But they let momma sit there with no steak either - that’s messed up


----------



## Black Ambrosia (Jul 22, 2022)

Where’s the part where he asks for the manager? It’s hard to believe a manager would let two people sit without their food while the server acts shady.


----------



## Evolving78 (Jul 22, 2022)

I won’t judge the man. The restaurant needs to make it right.


----------



## Evolving78 (Jul 22, 2022)

Black Ambrosia said:


> Where’s the part where he asks for the manager? It’s hard to believe a manager would let two people sit without their food while the server acts shady.


Yeah the math doesn’t add up. I have a bunch of questions. But if he didn’t receive any food and was purposely served a hot plate of nothing, then he needs some justice.
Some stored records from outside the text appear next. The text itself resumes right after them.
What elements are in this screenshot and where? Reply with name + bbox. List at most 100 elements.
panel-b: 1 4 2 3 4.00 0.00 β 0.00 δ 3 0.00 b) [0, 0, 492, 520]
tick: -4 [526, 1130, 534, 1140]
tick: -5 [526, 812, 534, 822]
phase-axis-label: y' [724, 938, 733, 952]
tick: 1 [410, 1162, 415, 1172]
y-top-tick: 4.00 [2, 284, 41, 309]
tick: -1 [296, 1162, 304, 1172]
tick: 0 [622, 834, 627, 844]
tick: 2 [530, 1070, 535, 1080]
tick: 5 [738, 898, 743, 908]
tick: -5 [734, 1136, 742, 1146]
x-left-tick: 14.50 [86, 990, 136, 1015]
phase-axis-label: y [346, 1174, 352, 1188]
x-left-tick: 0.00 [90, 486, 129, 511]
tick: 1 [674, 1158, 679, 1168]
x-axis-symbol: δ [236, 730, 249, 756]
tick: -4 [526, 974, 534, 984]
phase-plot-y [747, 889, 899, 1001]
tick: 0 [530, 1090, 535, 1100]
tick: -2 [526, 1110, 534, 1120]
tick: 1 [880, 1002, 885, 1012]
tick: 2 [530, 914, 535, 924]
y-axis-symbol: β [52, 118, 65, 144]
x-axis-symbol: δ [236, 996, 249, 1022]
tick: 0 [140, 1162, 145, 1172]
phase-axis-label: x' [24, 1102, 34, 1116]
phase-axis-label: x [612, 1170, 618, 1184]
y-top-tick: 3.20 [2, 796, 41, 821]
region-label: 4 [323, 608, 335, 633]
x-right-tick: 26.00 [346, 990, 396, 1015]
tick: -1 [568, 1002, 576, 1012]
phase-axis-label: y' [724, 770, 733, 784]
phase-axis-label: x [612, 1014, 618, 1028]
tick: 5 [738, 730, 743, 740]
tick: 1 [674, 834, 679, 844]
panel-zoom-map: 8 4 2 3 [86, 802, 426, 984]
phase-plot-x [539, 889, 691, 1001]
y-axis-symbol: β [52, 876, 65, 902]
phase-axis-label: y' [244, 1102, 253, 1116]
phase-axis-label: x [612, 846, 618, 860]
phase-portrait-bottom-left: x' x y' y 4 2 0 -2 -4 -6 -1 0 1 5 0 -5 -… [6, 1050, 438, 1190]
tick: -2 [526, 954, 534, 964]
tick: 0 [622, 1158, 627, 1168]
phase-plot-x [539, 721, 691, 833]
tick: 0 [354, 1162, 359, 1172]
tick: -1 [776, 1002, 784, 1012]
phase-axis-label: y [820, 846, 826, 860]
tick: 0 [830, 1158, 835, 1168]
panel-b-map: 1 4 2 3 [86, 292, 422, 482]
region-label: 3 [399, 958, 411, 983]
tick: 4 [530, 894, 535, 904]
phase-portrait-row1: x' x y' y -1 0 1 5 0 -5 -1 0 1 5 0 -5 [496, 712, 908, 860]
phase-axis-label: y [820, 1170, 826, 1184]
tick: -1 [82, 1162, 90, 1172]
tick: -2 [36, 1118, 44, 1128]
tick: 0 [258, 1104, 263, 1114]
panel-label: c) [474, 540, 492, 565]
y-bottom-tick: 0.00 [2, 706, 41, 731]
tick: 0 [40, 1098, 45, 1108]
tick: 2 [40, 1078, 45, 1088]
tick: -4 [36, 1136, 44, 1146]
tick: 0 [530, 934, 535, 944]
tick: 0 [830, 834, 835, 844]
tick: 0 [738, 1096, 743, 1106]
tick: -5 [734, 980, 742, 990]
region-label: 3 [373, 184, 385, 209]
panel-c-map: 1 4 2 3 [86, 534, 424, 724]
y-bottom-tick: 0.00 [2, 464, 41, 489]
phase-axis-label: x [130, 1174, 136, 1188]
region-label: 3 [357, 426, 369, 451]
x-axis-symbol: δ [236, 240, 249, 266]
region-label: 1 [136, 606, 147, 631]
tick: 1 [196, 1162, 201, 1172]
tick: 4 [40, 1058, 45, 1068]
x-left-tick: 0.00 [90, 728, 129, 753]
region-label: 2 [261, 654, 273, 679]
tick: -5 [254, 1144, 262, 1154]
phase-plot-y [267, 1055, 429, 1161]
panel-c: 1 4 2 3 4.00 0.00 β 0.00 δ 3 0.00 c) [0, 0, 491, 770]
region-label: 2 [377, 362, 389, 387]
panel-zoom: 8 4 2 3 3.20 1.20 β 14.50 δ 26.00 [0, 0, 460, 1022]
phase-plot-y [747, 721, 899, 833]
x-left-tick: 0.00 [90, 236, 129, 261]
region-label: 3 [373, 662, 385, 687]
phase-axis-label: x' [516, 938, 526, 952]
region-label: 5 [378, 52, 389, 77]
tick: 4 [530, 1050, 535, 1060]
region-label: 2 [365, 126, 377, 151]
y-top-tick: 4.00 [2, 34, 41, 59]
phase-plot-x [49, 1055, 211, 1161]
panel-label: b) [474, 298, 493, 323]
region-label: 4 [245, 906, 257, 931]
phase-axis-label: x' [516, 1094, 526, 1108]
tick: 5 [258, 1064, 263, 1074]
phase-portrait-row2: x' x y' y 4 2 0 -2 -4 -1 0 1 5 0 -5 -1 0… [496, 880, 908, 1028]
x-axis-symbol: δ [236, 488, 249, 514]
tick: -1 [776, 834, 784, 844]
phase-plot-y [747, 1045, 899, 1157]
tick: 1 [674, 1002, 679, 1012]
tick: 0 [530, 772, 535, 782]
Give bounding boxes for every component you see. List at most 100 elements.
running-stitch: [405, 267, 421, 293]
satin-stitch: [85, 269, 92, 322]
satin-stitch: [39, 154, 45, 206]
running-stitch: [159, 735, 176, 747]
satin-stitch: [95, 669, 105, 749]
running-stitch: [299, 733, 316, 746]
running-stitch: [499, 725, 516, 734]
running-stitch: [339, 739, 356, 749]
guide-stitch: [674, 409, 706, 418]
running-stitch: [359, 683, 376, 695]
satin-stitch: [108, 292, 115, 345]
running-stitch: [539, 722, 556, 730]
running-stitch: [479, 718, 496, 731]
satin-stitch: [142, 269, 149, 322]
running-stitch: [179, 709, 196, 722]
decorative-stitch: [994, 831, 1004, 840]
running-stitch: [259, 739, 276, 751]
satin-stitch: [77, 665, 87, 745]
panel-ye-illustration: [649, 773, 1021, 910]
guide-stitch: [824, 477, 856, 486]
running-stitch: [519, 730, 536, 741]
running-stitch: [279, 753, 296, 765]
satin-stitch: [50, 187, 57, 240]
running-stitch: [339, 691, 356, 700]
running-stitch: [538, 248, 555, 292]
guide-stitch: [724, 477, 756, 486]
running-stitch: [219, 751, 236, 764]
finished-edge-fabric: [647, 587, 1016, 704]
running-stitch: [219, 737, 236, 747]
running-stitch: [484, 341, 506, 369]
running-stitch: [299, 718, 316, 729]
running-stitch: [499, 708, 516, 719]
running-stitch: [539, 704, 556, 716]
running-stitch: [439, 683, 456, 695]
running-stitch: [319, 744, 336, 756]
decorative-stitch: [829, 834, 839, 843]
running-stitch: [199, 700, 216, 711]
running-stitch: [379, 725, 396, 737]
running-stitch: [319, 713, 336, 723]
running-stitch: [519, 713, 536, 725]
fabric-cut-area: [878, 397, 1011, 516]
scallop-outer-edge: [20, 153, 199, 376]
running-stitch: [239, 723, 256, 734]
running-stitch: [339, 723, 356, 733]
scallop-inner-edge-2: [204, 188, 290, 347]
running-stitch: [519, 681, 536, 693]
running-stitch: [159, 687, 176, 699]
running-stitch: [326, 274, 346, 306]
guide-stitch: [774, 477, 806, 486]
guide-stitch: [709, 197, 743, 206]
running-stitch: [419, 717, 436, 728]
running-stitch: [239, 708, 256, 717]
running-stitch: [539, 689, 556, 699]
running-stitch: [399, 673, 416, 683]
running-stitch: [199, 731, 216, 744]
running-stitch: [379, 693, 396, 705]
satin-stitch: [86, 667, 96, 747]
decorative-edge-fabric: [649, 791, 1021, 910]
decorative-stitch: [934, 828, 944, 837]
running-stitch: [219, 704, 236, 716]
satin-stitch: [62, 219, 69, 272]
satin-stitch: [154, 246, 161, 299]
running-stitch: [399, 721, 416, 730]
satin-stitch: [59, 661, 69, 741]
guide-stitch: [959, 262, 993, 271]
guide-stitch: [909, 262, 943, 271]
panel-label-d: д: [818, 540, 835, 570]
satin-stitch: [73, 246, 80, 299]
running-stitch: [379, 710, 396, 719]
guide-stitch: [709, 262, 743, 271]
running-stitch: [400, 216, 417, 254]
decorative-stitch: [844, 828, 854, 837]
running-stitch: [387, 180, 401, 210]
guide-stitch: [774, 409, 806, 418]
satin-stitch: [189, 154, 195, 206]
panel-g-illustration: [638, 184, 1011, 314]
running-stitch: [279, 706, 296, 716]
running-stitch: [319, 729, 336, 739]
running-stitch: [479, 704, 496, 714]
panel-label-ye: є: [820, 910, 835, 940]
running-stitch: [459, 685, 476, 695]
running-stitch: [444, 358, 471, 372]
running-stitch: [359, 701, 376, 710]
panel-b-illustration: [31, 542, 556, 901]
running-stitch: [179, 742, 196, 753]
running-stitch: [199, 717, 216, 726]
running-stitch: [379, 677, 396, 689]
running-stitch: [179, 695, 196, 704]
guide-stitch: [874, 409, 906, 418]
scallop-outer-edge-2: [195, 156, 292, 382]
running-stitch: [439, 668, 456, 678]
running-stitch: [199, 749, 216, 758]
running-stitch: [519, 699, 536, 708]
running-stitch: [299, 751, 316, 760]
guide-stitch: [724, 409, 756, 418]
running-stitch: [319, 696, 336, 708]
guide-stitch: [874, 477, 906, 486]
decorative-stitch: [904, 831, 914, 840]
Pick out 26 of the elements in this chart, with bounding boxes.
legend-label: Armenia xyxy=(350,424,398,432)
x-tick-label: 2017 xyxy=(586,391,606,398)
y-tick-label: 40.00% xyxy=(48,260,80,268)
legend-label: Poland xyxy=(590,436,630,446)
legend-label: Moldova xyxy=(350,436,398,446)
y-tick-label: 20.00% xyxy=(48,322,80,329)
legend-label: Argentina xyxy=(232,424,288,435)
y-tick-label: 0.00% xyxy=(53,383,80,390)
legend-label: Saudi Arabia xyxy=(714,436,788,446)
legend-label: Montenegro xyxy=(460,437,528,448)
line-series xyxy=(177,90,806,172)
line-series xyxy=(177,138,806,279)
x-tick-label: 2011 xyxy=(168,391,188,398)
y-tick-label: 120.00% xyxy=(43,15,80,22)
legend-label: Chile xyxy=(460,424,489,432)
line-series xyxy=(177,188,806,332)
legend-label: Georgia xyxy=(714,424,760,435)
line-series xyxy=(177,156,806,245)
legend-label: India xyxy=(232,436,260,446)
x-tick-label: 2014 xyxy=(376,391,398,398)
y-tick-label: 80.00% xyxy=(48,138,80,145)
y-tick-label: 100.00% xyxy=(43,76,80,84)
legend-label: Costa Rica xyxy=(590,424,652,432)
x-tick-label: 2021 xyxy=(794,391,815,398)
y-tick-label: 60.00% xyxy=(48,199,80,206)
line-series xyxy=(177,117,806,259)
His family is a hot mess for allowing that to go down as well.


----------



## lavaflow99 (Jul 22, 2022)

This has to be a spoof.  From the Onion maybe?  How did the whole table let this go on?


----------



## SoniT (Jul 22, 2022)

That is weird. So he just sat there after getting a hot plate sprinkled with parsley? He didn't ask for the manager? And the mother only got a salad. Did she ask what happened to her steak? There are details missing from the article.


----------



## Iwanthealthyhair67 (Jul 22, 2022)

I wasn't staying there party or not.


----------



## King of Sorrow (Jul 22, 2022)

awhyley said:


> I really have no words for this.  An empty plate?  Did they really think that they would get away with this in 2022?



Right?! Is this cheaper and more effective than traditional marketing methods?


----------



## Ganjababy (Jul 28, 2022)

‘You’re probably used to a loud sizzle with your hot plate, but ours is silent. Enjoy.’ I read this in a beachy nasally gay voice


----------